Otok mengatakan, bahwa hal ini merupakan tindak lanjut dari dengan Surat Keputusan Bersama (SKB) Kepala Badan Kepegawaian Negara (BKN), Menteri Pendayagunaan Aparatur Negara dan Reformasi Birokrasi (PAN RB), Menteri Dalam Negeri, Ketua Komisi Aparatur Sipil Negara (KASN) dan Ketua Badan Pengawas Pemilu (Bawaslu) tentang Pedoman Pengawasan Netralitas Pegawai Aparatur Sipil Negara dalam Penyelenggaraan Pemilihan Kepala Daerah Serentak Tahun 2020.
“Netralitas merupakan concern bersama yang harus terus kita jaga sebagai bentuk konsistensi kita dalam pelaksanaan SKB,” ungkapnya.
Selanjutnya, tercatat lima instansi yang saat ini belum menindaklanjuti rekomendasi sanksi pelanggaran netralitas dari KASN. Diantaranya 56 ASN untuk Kabupaten Purbalingga, 33 ASN untuk Kabupaten Wakatobi, 24 ASN untuk Kabupaten Bima, 23 ASN untuk Kabupaten Halmahera Selatan dan 21 ASN untuk Kabupaten Kediri.

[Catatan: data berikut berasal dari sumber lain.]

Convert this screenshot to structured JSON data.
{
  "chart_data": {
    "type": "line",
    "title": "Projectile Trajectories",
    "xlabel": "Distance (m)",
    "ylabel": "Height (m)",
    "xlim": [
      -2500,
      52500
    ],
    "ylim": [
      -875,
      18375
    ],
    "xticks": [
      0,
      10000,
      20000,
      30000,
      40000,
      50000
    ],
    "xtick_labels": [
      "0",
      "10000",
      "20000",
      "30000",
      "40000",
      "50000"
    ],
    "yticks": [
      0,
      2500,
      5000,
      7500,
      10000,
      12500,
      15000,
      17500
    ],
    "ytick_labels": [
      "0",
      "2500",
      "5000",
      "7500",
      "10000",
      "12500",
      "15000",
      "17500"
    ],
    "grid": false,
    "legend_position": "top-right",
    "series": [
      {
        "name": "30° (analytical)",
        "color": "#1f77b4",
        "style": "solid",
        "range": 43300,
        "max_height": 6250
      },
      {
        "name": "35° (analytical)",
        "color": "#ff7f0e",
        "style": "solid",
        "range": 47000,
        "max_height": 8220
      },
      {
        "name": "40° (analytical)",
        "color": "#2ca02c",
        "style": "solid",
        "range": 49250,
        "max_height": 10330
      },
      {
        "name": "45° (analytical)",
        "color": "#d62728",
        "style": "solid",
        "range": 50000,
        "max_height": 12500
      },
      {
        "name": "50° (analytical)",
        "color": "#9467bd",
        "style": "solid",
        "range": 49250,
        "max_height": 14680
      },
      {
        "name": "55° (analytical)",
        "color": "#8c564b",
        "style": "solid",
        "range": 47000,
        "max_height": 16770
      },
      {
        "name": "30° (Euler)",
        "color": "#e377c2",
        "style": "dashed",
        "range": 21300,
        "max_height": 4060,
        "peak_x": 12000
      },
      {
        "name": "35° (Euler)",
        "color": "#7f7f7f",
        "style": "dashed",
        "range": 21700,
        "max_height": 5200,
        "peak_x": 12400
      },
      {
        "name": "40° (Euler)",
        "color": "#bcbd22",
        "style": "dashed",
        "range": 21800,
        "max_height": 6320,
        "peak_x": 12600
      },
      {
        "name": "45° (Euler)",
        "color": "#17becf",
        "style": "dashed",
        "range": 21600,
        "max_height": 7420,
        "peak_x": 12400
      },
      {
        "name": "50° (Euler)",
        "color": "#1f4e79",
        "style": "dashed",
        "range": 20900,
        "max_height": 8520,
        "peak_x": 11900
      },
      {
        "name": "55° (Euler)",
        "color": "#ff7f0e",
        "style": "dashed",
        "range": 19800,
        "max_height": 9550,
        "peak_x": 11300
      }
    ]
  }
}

“Sementara lima besar jabatan ASN kategori pelanggaran dan mendapat rekomendasi dari KASN terdiri dari 25.7 persen Jabatan Fungsional, 22.8 persen JPT, 14.6 persen Administrator, 12.9 persen Pelaksana, dan 11.5 persen Camat/Lurah,” pungkasnya.